The Stretch function enhances an image by changing properties such as brightness, contrast, and gamma through multiple stretch types.
The Stretch function uses the statistics from the rasters within the mosaic dataset. Therefore, if you use this function, you must make sure statistics have been calculated.
The inputs for this function are the following:
- Input raster
- Stretch type
- Output minimum and maximum
- Percent clip minimum and maximum
- Standard deviation n value
The stretch type defines a histogram stretch that will be applied to the rasters to enhance their appearance. The stretch types include Minimum-Maximum, Standard Deviation, Percent Clip, and None. Stretching improves the appearance of the data by spreading the pixel values along a histogram from the minimum and maximum values defined by their bit depth. For example, an 8-bit raster dataset or mosaic dataset will be stretched from 0 to 255. Different stretches will produce different results in the raster display.
Below shows an example of a stretch: Histogram A represents the pixel values in image A. By stretching the values (shown in histogram B) across the entire range, you can alter and visually enhance the appearance of the image (image B).

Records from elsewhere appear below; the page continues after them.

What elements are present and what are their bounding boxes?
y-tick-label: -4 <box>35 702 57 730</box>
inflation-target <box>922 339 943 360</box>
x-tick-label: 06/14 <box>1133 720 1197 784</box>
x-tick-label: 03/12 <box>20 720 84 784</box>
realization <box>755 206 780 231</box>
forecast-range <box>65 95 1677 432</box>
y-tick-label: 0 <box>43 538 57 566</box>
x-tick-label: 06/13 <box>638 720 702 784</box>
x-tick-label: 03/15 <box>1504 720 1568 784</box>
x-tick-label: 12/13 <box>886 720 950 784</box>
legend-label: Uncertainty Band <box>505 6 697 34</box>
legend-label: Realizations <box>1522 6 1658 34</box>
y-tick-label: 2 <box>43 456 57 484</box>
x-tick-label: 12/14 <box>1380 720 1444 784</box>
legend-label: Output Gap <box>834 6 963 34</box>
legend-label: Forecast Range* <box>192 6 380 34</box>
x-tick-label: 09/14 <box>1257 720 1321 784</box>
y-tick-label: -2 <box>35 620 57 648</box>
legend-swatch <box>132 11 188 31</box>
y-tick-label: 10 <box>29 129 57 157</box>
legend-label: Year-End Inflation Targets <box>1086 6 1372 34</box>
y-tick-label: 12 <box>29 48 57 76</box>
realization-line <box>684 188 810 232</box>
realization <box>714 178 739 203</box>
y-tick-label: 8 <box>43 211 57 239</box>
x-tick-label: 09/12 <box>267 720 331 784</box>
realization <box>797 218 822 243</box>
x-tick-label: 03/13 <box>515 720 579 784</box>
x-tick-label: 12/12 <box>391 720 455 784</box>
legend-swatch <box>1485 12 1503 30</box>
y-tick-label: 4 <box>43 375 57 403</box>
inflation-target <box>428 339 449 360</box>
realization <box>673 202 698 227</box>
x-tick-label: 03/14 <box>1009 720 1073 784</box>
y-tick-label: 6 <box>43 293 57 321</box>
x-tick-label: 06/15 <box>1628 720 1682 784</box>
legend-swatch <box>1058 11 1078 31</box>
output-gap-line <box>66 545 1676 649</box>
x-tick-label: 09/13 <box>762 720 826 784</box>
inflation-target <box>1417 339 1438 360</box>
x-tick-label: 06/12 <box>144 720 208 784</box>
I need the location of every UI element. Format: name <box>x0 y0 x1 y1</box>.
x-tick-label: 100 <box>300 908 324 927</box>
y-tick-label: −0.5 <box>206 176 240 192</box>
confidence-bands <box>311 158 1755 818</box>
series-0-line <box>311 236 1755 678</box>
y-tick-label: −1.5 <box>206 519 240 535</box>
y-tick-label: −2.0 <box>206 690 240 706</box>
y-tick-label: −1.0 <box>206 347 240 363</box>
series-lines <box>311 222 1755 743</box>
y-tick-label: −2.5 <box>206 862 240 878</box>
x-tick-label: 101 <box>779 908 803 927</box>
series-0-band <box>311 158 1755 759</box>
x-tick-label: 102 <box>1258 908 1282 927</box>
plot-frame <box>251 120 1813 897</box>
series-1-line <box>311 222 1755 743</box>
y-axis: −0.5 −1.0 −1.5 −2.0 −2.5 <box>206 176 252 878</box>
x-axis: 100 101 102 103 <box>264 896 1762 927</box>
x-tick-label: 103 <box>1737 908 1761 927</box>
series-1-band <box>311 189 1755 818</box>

This stretch type applies a linear stretch based on the output minimum and output maximum pixel values, which are used as the endpoints for the histogram. For example, in an 8-bit dataset, the minimum and maximum values could be 33 and 206. A linear stretch is used to distribute the values across 256 values, from 0 to 255. Features in the imagery are easier to distinguish as the pixel values are distributed across the entire histogram range, brightening and increasing the contrast of the image.
Standard Deviation or Percent Clip
In many cases, you can assume that the majority of the pixel values fall within an upper and lower limit. Therefore, it's reasonable to trim off the extreme values. You can do this statistically by defining either a standard deviation or clipping percent. The Standard Deviation stretch type applies a linear stretch between the values defined by the standard deviation (n) value. The Percent Clip stretch type applies a linear stretch between the percent clip minimum and percent clip maximum pixel values defined.
When you use either of these stretch types, all the values in the histogram falling outside the values defined will be pushed to the ends. For example: Your histogram has the same range of values as above, 33 to 206, and you've defined a percent clip minimum and maximum of 2. If 2 percent at the low end is values 2 to 12 and 2 percent at the high end is 198 to 206, the histogram will be redistributed to spread the values from 0 to 255, all values 2 to 12 becoming 0 and 198 to 206 becoming 255, with all others spread in between.
If the stretch type is None, no stretch method will be applied, even if statistics exist.
Gamma refers to the degree of contrast between the midlevel gray values of a raster dataset. Gamma does not affect the black or white values in a raster dataset, only the middle values. By applying a gamma correction, you can control the overall brightness of a raster dataset. Additionally, gamma changes not only the brightness but also the ratios of red to green to blue.
Gamma values lower than one decrease the contrast in the darker areas and increase the contrast in the lighter areas. This darkens the image without saturating the dark or light areas of the image. This helps bring out details in lighter features, such as building tops. Conversely, gamma values greater than one increase the contrast in darker areas, such as shadows from buildings. Gamma values greater than one can also help bring out details in lower elevation areas when working with elevation data.
In the example below, you can see the effect of adjusting the gamma values used to display a raster dataset.
You can enter your own statistics in the Statistics section of the dialog box. By default, the statistics are retrieved from the data; however, any values you enter in this parameter will be used instead.